It's always been a con game.
Their so-called "value" was always determined by the ability of the person shilling it to make up bullshit. Literally the definition of a "confidence" game. Same problem as crypto in general. It's only has value if you have confidence in the person shilling it. The moment that person loses the confidence of their marks, the entire thing crumbles to nothing because it isn't backed by any real tangible assets.
Also money laundering and tax rebate schemes.
akshuallllyyyyyyyy, monetary value of anything is derivative to someone else's willingness to purchase the item
You can use this logic to explain away any other ponzi scheme too.
It's not really logic, and I don't think it's defending anything, it's just the definition of monetary worth.
For better or for worse, stuff is always as valuable as people consider it to be. Which may be related to how useful that stuff is, but often is not.
Sure, but some systems are way more stable since they are established and have the general trust of a lot of people. And others simply don't have that wide ranging trust and as such aren't stable.
That's why I trust money issued by a government. Because even if individual politicians are evil and useless, the money is still backed by bombs and bullets a huge amount of infrastructure and tangible assets.
untrue.
Real currency is backed by assets. that used to be the "gold standard", but has become more ephemeral since the end of the first world war.
A government issued currency is backed by that government's infrastructure, taxes, tariffs, etc... basically how powerful that government is on the world stage.
in contrast, crypto is backed by nothing more than how persuasive the creator is because the creator doesn't need any assets to create a crypto currency in the first place.
Heck, in one case, some techbro created a crypto currency, and convinced a bunch of people that it would be stable because he was backing it with ANOTHER crypto currency he literally created for that only purpose.
And people FELL FOR IT!
When something can be created out of thin air with no assets needed but a GPU, it's inherently worthless.
It's utter insanity.
This was the comment I came here to make. "They were always worthless."
Sounds a lot like the banking system today lol.
Edit: Idk why all yall turds down voted me. The u.s. dollar is literally not backed by any physical asset..... look up fiat money and do research on the dollar.
Yes it is. It's backed by the US's economic power on the world stage. That's how economies function.
Crypto can be created or of thin air by literally any tech bro with a GPU. By definition that is literally worthless
It doesn't need to be, it's backed by the need to pay taxes in USD.
So like art. No tangible assets, but the value is derived by the highest bidder.
No, because with art, there's still a literal piece of art.
With NFTs, it's just a shitty jpeg some tech bro photoshopped up in five minutes.
With NFTs there aren't even any art. The NFT is a receipt for the art, not the art itself. You didn't buy the copyright for the actual art with an NFT, you bought a link to a specific copy of the art.

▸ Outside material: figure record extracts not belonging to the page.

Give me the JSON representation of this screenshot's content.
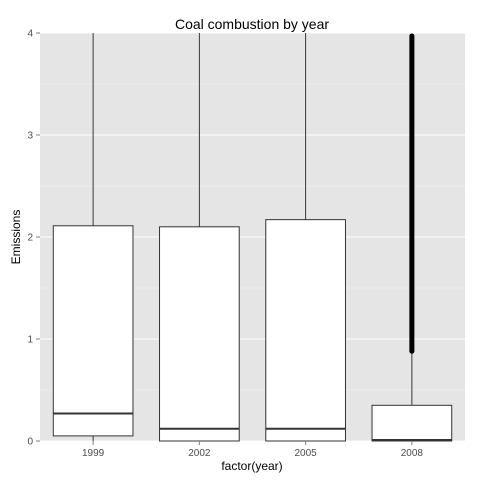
{
  "chart_data": {
    "type": "boxplot",
    "title": "Coal combustion by year",
    "xlabel": "factor(year)",
    "ylabel": "Emissions",
    "categories": [
      "1999",
      "2002",
      "2005",
      "2008"
    ],
    "ylim": [
      0,
      4
    ],
    "yticks": [
      0,
      1,
      2,
      3,
      4
    ],
    "grid": true,
    "boxes": [
      {
        "category": "1999",
        "q1": 0.05,
        "median": 0.27,
        "q3": 2.11,
        "whisker_low": 0,
        "whisker_high": 4
      },
      {
        "category": "2002",
        "q1": 0.0,
        "median": 0.12,
        "q3": 2.1,
        "whisker_low": 0,
        "whisker_high": 4
      },
      {
        "category": "2005",
        "q1": 0.0,
        "median": 0.12,
        "q3": 2.17,
        "whisker_low": 0,
        "whisker_high": 4
      },
      {
        "category": "2008",
        "q1": 0.0,
        "median": 0.01,
        "q3": 0.35,
        "whisker_low": 0,
        "whisker_high": 0.88,
        "outliers_from": 0.88,
        "outliers_to": 3.97
      }
    ],
    "colors": {
      "panel": "#e5e5e5",
      "grid": "#ffffff",
      "box_fill": "#ffffff",
      "box_stroke": "#333333"
    }
  }
}
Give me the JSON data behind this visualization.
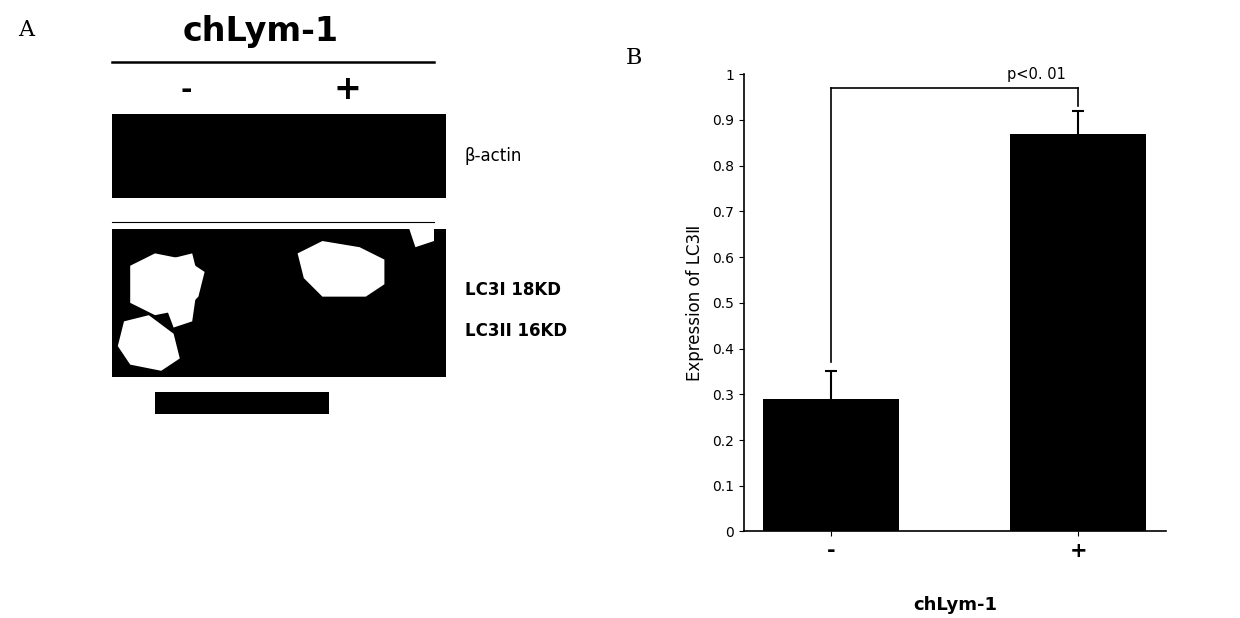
{
  "panel_A_label": "A",
  "panel_B_label": "B",
  "title_A": "chLym-1",
  "col_labels": [
    "-",
    "+"
  ],
  "band1_label": "β-actin",
  "band2_label1": "LC3I 18KD",
  "band2_label2": "LC3II 16KD",
  "bar_categories": [
    "-",
    "+"
  ],
  "bar_values": [
    0.29,
    0.87
  ],
  "bar_errors": [
    0.06,
    0.05
  ],
  "bar_color": "#000000",
  "ylabel": "Expression of LC3Ⅱ",
  "xlabel": "chLym-1",
  "ylim": [
    0,
    1.0
  ],
  "yticks": [
    0,
    0.1,
    0.2,
    0.3,
    0.4,
    0.5,
    0.6,
    0.7,
    0.8,
    0.9,
    1
  ],
  "significance_text": "p<0. 01",
  "background_color": "#ffffff"
}
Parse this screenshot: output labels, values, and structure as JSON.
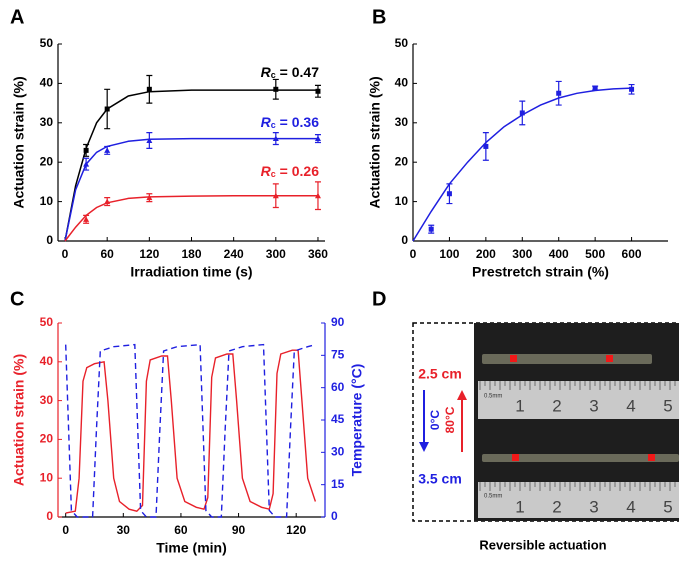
{
  "chart_data": [
    {
      "type": "scatter",
      "panel": "A",
      "xlabel": "Irradiation time (s)",
      "ylabel": "Actuation strain (%)",
      "xlim": [
        -10,
        370
      ],
      "ylim": [
        0,
        50
      ],
      "xticks": [
        0,
        60,
        120,
        180,
        240,
        300,
        360
      ],
      "yticks": [
        0,
        10,
        20,
        30,
        40,
        50
      ],
      "series": [
        {
          "color": "#000000",
          "marker": "square",
          "annotation": {
            "symbol": "R",
            "subscript": "c",
            "text": " = 0.47"
          },
          "x": [
            30,
            60,
            120,
            300,
            360
          ],
          "values": [
            23,
            33.5,
            38.5,
            38.5,
            38
          ],
          "errors": [
            1.5,
            5,
            3.5,
            2.5,
            1.5
          ],
          "fit": {
            "x": [
              0,
              15,
              30,
              45,
              60,
              90,
              120,
              180,
              240,
              300,
              360
            ],
            "values": [
              0,
              14,
              23.5,
              30,
              33.5,
              36.8,
              37.9,
              38.3,
              38.3,
              38.3,
              38.3
            ]
          }
        },
        {
          "color": "#1f1fe0",
          "marker": "triangle",
          "annotation": {
            "symbol": "R",
            "subscript": "c",
            "text": " = 0.36"
          },
          "x": [
            30,
            60,
            120,
            300,
            360
          ],
          "values": [
            19.5,
            23,
            25.5,
            26,
            26
          ],
          "errors": [
            1.5,
            1,
            2,
            1.5,
            1
          ],
          "fit": {
            "x": [
              0,
              15,
              30,
              45,
              60,
              90,
              120,
              180,
              240,
              300,
              360
            ],
            "values": [
              0,
              13,
              19.5,
              22.5,
              24,
              25.3,
              25.8,
              26,
              26,
              26,
              26
            ]
          }
        },
        {
          "color": "#e8212a",
          "marker": "triangle",
          "annotation": {
            "symbol": "R",
            "subscript": "c",
            "text": " = 0.26"
          },
          "x": [
            30,
            60,
            120,
            300,
            360
          ],
          "values": [
            5.5,
            10,
            11,
            11.5,
            11.5
          ],
          "errors": [
            1,
            1,
            1,
            3,
            3.5
          ],
          "fit": {
            "x": [
              0,
              15,
              30,
              45,
              60,
              90,
              120,
              180,
              240,
              300,
              360
            ],
            "values": [
              0,
              3.5,
              6.5,
              8.5,
              9.7,
              10.8,
              11.2,
              11.4,
              11.5,
              11.5,
              11.5
            ]
          }
        }
      ]
    },
    {
      "type": "scatter",
      "panel": "B",
      "xlabel": "Prestretch strain (%)",
      "ylabel": "Actuation strain (%)",
      "xlim": [
        0,
        700
      ],
      "ylim": [
        0,
        50
      ],
      "xticks": [
        0,
        100,
        200,
        300,
        400,
        500,
        600
      ],
      "yticks": [
        0,
        10,
        20,
        30,
        40,
        50
      ],
      "series": [
        {
          "color": "#1f1fe0",
          "marker": "square",
          "x": [
            50,
            100,
            200,
            300,
            400,
            500,
            600
          ],
          "values": [
            3,
            12,
            24,
            32.5,
            37.5,
            38.8,
            38.5
          ],
          "errors": [
            1,
            2.5,
            3.5,
            3,
            3,
            0.5,
            1.2
          ],
          "fit": {
            "x": [
              0,
              50,
              100,
              150,
              200,
              250,
              300,
              350,
              400,
              450,
              500,
              550,
              600
            ],
            "values": [
              0,
              7.5,
              14.5,
              20,
              25,
              29,
              32,
              34.5,
              36.3,
              37.5,
              38.2,
              38.6,
              38.8
            ]
          }
        }
      ]
    },
    {
      "type": "line",
      "panel": "C",
      "xlabel": "Time (min)",
      "ylabel": "Actuation strain (%)",
      "y2label": "Temperature (°C)",
      "xlim": [
        -4,
        135
      ],
      "ylim": [
        0,
        50
      ],
      "y2lim": [
        0,
        90
      ],
      "xticks": [
        0,
        30,
        60,
        90,
        120
      ],
      "yticks": [
        0,
        10,
        20,
        30,
        40,
        50
      ],
      "y2ticks": [
        0,
        15,
        30,
        45,
        60,
        75,
        90
      ],
      "ycolor": "#e8212a",
      "y2color": "#1f1fe0",
      "series": [
        {
          "color": "#e8212a",
          "dash": false,
          "x": [
            0,
            5,
            7,
            9,
            11,
            15,
            20,
            22,
            25,
            28,
            33,
            37,
            40,
            42,
            44,
            50,
            53,
            55,
            58,
            62,
            68,
            72,
            74,
            76,
            78,
            84,
            87,
            89,
            92,
            96,
            102,
            106,
            108,
            110,
            112,
            118,
            121,
            123,
            126,
            130
          ],
          "values": [
            1,
            1.5,
            10,
            35,
            38.5,
            39.5,
            40,
            30,
            10,
            4,
            2,
            1.5,
            3,
            35,
            40.5,
            41.5,
            41.5,
            30,
            10,
            4,
            2.5,
            2,
            5,
            36,
            41,
            42,
            42,
            30,
            10,
            4,
            2.5,
            2,
            6,
            37,
            42,
            43,
            43,
            30,
            10,
            4
          ]
        },
        {
          "color": "#1f1fe0",
          "dash": true,
          "axis": "y2",
          "x": [
            0,
            3,
            6,
            14,
            16,
            18,
            25,
            36,
            39,
            42,
            47,
            49,
            51,
            58,
            70,
            73,
            76,
            81,
            83,
            85,
            92,
            103,
            106,
            109,
            115,
            117,
            119,
            126,
            130
          ],
          "values": [
            80,
            3,
            0,
            0,
            40,
            77,
            79,
            80,
            3,
            0,
            0,
            40,
            77,
            79,
            80,
            3,
            0,
            0,
            40,
            77,
            79,
            80,
            3,
            0,
            0,
            40,
            77,
            79,
            80
          ]
        }
      ]
    }
  ],
  "panel_d": {
    "panel": "D",
    "top_label": "2.5 cm",
    "bottom_label": "3.5 cm",
    "cool": "0°C",
    "heat": "80°C",
    "caption": "Reversible actuation",
    "ruler_unit": "0.5mm",
    "ruler_labels": [
      "1",
      "2",
      "3",
      "4",
      "5"
    ]
  }
}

I mean, there are ways to tie them together, though the point still stands that NFTs add nothing to art. Copyright works fine without an overly complicated digital receipt.
Not even photoshopped, that would be too much effort. Nah, the most infamous NFTs are a few different elements (different mouths, eyes, accessories, etc) and then a whole bunch of permutations generated from those elements. For a technology with a supposed selling point of scarcity, you'd think they'd try to make the art special instead of procedurally-generated trash, but of course the real purposes were scams and money laundering.
Actually you're still a bit overestimating it.
Most NFT's are literally just hyperlinks, where the hyperlink could suffer link rot and stop working OR the image on the other side of the hyperlink could be changed.
And as LegalEagle had pointed out "You can't own that"
Yea, it's truly amazing anyone fell for those stupid things... Sooo little effort was supposed to magically generate real value!? Give me a break... It was sooo obviously just a way to get people to pool money in an unsafe way so it could be pocketed.
Who ever donated to those scams didn't deserve the money, as much as their losses are still a tragedy. Still, the scammers deserve that money even less. Bunch of idiots all around.
What about regular digital art?
It is art and doesn't need NFTs to give it value. People comission digital pieces all the time and don't need NFTs to get it done.
...is not an NFT
The thing with art is that even if the art itself is completely worthless, the materials used are not.
You can sell a "worthless" painting to be used as firewood.
Same with digital assets, they can be sold to be used as templates or even to train an AI.
But a location in some useless database (which is essentially what an NFT is) does not.